Sure enough, the man was there and, as Richard started down the Avenue, he sneaked along on the other side, much after the manner of a disobedient dog who had been told to stay at home. Dick hailed a passing stage, after walking a little way, and almost as soon as he was seated the man also got in. Richard was not in a mood to bear watching, so he jumped out when he saw an empty hansom cab, and, engaging it, told the driver to cross town. He did not drive far until he had made sure that he had eluded his would-be follower, and having no appetite yet for dinner he ordered the driver to go to Central Park, where he paid and dismissed him.
Now that he was alone, he became conscious of a desire to visit the scene of the mystery which promised to be so fatal to his happiness.
“I’ll go there and think it over,” he mused; “it may give me some idea how to work it out.” And on he walked over the course he and Penelope had taken that direful morning.
Night was coming on and the Park was deserted, except for an occasional workman taking a hurried cut across the Park home. How dreary and quiet everything was, and then he thought about the officer who had made himself so obnoxious. This led him to wonder if there were no policemen on duty at night in the Park. He could not remember of ever having noticed any the few times he had visited the Park after nightfall, and there were none visible now anywhere.

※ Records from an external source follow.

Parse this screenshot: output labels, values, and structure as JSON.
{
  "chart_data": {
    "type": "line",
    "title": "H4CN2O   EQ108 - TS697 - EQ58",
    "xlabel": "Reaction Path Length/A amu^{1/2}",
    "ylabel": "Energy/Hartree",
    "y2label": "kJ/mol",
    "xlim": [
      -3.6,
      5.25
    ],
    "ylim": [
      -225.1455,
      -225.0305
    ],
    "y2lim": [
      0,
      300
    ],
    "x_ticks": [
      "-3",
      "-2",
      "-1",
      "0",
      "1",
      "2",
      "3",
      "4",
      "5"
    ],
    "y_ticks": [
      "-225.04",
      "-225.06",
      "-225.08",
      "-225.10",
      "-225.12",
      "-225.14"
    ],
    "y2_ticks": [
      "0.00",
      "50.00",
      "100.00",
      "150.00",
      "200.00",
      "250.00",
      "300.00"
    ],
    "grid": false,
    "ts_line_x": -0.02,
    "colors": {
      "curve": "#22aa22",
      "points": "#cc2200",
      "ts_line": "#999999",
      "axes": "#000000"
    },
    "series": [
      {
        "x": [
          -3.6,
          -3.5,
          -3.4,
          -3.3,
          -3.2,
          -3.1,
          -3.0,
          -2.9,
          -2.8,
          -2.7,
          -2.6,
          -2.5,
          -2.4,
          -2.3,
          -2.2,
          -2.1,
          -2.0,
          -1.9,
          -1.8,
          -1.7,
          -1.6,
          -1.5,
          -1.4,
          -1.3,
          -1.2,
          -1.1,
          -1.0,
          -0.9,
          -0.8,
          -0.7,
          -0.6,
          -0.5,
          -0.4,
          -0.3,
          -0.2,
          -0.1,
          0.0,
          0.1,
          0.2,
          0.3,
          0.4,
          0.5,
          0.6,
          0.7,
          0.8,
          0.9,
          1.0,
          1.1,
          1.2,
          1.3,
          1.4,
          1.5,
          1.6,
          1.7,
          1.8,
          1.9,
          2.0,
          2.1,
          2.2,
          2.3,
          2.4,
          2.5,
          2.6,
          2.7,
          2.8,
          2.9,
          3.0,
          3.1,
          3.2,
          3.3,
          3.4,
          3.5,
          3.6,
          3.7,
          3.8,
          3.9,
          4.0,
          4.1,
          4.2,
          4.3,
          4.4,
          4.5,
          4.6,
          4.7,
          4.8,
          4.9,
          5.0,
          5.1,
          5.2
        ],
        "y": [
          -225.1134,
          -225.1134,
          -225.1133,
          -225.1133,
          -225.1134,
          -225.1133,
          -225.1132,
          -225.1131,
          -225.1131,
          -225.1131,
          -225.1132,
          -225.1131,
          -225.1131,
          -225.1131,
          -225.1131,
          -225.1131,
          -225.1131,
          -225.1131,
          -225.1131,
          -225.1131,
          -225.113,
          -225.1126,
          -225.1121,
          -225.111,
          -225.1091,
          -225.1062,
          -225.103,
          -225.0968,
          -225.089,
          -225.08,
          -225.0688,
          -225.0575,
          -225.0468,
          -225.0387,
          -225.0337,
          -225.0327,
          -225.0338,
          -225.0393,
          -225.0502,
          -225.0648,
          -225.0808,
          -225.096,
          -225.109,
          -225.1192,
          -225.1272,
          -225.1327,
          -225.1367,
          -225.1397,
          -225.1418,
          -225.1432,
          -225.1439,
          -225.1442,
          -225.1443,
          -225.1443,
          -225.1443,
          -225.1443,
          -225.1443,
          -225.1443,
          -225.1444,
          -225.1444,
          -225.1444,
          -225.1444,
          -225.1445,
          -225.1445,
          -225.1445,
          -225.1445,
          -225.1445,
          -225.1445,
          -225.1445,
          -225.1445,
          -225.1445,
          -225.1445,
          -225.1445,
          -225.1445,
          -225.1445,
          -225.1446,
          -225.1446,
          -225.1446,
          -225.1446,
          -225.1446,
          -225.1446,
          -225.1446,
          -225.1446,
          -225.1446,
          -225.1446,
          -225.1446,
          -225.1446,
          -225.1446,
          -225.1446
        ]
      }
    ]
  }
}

He stopped to look for a few moments at the bench where they had found the dead girl, and then he walked on until he came to a bench near the reservoir, where he sat down, and lighting a cigarette gave himself up to unhappy thoughts on his unhappy position.
“If only the Fates would throw something in my way to help me solve that mystery,” he thought. “Unless the most extraordinary things occur I shall never be able to tell anything about it. Penelope firmly believes it was a murder, but I can’t see what grounds she has for it. She thinks it was a deliberate and well-planned murder, because no one has claimed the girl, and I sometimes think so myself, but how to prove it?—that’s the question.”
And Dick gazed seriously at the space of light made by the opening for the reservoir, and on to the dense thickness of trees where night seemed to be lurking, ready to pounce down on all late comers.
As he looked he became aware of something moving between him and the spot of light. He was a brave young man, yet his heart beat a little quicker as he strained his eyes to see what the moving object was.
Again it passed in view, and this time it looked to be something climbing; another moment and it was on the edge of the reservoir.
Now, plainly outlined between him and the strip of light sky, he saw the figure of a woman, a slender girl with flowing hair.